Y volteando la página del diario se podía el lector enterar de que en Ciudad de México se inauguraban dos exposiciones en el Museo Archivo de la Fotografía, una para celebrar diez años de la colección Luz portátil, de la Revista Artes de México, auspiciada por la Secretaría de Cultura de la Ciudad, y otra para hacerlo con los treinta años de la agencia Cuarto Oscuro. Tienen distinto significado: por un lado, Toledo no sólo ha mostrado interés en otras artes y en la literatura, sino que las ha coleccionado y legado al pueblo de México. El conjunto de cerca de cien mil documentos fotográficos que forman la colección tiene no sólo un sentido acumulativo sino uno guiado a la vez por el gusto y la reflexión. Es algo personal que se vuelve colectivo gracias a la generosidad y al impulso de compartir del pintor.
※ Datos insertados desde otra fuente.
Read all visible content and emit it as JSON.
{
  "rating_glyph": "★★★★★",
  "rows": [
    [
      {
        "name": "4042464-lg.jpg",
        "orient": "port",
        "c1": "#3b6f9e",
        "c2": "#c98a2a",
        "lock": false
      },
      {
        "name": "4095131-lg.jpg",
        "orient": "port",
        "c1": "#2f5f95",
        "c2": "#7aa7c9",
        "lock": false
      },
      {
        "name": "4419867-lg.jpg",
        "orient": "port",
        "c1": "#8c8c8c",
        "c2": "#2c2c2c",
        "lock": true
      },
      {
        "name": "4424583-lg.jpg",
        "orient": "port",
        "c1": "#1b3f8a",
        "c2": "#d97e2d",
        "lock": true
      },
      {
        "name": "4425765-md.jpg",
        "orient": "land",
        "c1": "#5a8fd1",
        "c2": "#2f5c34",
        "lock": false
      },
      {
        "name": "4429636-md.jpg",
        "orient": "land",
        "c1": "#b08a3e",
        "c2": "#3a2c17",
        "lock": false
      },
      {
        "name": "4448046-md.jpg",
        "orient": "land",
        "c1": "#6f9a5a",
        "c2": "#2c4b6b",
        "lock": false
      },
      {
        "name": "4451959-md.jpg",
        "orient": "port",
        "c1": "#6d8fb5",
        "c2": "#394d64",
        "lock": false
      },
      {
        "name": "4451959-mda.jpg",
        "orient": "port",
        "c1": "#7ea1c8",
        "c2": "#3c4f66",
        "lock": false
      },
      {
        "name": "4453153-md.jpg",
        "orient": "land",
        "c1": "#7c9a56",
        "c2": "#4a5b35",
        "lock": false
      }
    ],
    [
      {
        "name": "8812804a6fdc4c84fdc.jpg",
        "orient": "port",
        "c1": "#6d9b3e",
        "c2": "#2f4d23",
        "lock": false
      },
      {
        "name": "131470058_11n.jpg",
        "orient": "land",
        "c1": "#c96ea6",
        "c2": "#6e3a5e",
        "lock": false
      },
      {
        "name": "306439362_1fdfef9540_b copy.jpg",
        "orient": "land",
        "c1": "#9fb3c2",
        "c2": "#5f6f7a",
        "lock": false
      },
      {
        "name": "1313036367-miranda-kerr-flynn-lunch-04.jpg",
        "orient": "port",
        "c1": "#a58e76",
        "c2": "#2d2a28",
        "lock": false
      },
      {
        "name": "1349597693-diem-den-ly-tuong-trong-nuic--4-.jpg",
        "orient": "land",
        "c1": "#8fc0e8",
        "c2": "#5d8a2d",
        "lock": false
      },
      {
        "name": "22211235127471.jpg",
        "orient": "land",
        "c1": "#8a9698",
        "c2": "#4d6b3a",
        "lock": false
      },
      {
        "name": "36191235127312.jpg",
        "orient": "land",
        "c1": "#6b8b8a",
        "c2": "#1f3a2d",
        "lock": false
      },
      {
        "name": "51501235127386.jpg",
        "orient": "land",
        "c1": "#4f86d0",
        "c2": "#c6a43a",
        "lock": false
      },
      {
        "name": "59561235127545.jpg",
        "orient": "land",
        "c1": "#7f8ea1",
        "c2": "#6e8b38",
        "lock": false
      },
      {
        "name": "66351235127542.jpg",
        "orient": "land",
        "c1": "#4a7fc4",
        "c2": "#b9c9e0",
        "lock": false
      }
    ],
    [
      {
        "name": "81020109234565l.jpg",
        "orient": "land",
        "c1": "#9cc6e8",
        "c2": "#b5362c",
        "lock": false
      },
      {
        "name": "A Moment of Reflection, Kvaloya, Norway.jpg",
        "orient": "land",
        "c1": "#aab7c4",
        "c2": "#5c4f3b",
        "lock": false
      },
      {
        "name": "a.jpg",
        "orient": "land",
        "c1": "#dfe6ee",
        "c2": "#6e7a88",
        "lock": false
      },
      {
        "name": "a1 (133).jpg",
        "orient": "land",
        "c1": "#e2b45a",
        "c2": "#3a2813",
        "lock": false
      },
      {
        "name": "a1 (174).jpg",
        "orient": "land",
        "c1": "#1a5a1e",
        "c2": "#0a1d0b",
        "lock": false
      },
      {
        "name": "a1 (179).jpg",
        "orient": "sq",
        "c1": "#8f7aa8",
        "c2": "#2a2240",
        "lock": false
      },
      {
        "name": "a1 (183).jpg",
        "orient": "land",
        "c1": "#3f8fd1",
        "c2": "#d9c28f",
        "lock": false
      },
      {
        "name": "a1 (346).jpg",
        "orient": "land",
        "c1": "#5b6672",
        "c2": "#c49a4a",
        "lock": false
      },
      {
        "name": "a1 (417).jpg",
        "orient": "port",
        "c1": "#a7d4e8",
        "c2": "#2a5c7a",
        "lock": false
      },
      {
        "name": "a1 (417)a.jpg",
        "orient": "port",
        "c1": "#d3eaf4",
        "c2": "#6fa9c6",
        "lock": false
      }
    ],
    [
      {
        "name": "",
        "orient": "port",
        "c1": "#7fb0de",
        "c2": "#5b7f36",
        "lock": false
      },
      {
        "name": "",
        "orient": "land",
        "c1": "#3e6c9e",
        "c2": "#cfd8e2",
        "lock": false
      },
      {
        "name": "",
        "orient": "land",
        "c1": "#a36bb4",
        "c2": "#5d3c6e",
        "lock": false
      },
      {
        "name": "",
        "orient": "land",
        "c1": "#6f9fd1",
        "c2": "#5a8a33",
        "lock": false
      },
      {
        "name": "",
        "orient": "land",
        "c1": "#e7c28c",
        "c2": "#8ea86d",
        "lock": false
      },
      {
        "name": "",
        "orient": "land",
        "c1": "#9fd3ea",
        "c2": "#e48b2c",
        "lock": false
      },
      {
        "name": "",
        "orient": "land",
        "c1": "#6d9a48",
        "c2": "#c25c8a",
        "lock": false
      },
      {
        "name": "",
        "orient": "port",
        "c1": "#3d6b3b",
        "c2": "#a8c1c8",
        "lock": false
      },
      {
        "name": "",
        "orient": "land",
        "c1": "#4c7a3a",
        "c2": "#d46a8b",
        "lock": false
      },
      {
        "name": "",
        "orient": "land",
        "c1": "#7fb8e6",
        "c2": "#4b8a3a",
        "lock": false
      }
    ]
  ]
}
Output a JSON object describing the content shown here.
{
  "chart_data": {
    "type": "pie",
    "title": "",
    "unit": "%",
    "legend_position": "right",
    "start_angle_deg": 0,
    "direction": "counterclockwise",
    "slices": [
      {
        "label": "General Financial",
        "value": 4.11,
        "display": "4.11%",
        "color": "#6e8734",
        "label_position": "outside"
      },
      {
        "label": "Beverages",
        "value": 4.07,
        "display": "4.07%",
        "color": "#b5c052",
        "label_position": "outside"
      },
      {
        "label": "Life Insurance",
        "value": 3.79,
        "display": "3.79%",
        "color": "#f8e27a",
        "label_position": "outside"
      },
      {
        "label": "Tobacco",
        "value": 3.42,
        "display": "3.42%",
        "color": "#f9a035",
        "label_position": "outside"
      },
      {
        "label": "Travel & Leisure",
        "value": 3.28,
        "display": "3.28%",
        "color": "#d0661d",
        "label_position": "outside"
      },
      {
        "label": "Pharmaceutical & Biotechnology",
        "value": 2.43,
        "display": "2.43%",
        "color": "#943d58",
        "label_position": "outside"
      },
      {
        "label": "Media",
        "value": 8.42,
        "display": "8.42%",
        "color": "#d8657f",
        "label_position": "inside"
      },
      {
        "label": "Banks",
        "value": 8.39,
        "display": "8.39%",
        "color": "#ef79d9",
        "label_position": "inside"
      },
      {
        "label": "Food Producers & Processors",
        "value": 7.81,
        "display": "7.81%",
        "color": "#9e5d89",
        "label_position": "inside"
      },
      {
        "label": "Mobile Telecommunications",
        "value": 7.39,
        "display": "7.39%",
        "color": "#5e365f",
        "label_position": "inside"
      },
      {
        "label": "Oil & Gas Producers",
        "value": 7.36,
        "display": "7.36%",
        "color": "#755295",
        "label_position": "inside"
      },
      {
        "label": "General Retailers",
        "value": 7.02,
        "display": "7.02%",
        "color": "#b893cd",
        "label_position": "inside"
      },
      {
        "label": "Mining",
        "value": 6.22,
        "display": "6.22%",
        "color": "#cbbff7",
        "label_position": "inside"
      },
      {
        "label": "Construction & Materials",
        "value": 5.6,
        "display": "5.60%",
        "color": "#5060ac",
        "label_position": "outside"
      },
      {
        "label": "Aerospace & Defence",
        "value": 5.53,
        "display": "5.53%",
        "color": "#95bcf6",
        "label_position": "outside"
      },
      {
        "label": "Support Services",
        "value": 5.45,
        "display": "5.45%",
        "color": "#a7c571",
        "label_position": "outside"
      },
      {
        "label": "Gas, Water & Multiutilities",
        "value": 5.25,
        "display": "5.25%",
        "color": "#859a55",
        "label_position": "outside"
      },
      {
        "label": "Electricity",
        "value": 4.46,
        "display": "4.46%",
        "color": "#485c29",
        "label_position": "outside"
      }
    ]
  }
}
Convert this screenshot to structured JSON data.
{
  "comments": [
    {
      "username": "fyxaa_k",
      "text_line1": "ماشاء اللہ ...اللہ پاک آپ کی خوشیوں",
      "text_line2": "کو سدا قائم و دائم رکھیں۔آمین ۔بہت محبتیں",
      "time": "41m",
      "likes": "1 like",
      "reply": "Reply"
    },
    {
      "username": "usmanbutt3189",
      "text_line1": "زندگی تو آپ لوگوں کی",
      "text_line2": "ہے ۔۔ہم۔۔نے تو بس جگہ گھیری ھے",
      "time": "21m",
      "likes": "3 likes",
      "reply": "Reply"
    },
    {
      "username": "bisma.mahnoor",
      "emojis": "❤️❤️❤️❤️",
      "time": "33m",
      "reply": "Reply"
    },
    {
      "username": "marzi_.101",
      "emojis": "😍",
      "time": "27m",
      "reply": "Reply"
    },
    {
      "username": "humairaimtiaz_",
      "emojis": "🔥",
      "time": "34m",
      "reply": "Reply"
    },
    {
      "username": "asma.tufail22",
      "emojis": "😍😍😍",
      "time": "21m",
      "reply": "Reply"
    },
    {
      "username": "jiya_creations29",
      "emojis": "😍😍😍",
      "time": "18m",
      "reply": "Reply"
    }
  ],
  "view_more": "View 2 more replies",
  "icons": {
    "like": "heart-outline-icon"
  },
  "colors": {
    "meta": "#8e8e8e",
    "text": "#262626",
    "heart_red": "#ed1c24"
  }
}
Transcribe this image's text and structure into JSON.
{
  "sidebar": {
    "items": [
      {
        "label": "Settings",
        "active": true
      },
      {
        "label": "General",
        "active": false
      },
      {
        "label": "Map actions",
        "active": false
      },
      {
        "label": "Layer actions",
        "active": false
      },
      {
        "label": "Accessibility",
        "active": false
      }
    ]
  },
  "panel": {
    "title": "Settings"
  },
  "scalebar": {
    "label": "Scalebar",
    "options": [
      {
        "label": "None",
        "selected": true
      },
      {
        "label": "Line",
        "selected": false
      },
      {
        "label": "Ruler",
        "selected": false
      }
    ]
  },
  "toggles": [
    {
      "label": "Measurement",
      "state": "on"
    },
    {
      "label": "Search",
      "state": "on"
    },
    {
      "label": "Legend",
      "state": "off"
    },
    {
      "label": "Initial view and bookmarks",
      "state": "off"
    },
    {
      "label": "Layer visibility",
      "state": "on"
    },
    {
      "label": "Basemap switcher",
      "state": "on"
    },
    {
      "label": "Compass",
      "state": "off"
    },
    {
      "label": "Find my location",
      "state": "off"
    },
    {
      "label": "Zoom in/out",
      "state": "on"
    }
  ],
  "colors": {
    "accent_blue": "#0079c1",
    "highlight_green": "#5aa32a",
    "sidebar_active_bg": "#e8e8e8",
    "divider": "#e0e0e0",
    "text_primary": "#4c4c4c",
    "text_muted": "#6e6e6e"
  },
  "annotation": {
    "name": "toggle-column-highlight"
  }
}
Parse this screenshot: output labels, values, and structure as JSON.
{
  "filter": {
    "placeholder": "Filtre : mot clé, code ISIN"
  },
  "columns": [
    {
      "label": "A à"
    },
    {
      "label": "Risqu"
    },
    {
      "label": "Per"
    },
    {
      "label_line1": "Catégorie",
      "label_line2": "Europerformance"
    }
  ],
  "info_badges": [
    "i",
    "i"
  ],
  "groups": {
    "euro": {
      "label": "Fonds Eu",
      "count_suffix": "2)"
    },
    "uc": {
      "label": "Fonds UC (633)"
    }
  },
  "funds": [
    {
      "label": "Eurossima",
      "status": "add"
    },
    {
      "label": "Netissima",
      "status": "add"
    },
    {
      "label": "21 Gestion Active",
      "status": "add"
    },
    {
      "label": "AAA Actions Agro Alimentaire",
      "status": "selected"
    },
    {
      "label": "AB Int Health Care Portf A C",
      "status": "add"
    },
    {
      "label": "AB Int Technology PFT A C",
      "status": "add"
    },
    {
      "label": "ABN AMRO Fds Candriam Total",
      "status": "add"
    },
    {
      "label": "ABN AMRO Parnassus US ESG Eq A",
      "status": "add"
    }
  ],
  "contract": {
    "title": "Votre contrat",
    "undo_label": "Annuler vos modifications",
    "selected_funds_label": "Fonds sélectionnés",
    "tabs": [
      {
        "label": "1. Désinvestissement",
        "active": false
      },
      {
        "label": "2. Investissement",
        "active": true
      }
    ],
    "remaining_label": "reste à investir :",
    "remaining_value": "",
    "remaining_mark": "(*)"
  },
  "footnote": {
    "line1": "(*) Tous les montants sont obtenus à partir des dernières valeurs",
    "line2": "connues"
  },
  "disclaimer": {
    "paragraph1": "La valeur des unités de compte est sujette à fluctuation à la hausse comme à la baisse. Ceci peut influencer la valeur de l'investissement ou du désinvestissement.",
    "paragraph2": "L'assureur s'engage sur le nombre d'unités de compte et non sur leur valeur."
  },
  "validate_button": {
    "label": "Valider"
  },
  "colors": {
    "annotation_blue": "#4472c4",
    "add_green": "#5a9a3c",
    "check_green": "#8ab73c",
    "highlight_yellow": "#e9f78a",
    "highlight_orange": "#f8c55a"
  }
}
Cuarto Oscuro, la revista, en cambio, nace de una idea distinta, más social y colectiva, incluso laboral, de allí la agencia, del fotoperiodismo y la vocación de varios autores que en ese oficio, desde los años de unomásuno y después La Jornada, pero sobre todo desde el sismo del ’85, documentaron la vida social de México y el mundo. Cuarto Oscuro, a lo largo de sus “numerosos números” ha creado fotos icónicas –muchas de ellas estuvieron expuestas en las rejas de Chapultepec en julio– no sólo sobre el sismo del ’85, sino sobre las campañas políticas del ’88, el sexenio de Salinas, la rebelión zapatista y las olas de violencia del narco, pero también la vida cotidiana, la transformación de la vida en los barrios, la vida en la frontera, la nueva sexualidad en un caleidoscopio que, con una mirada creativa, fue dibujado un retrato del país y del mundo. Quien recorra sus páginas estará en cierta manera leyendo una novela a lo Balzac. Las distintas fotos de muy diversos autores construyen un “autorretrato colectivo”. Treinta años y 138 números son muchos (y celebrables) para una revista de cualquier tipo, y una muestra del arraigo en los lectores y en el medio cultural.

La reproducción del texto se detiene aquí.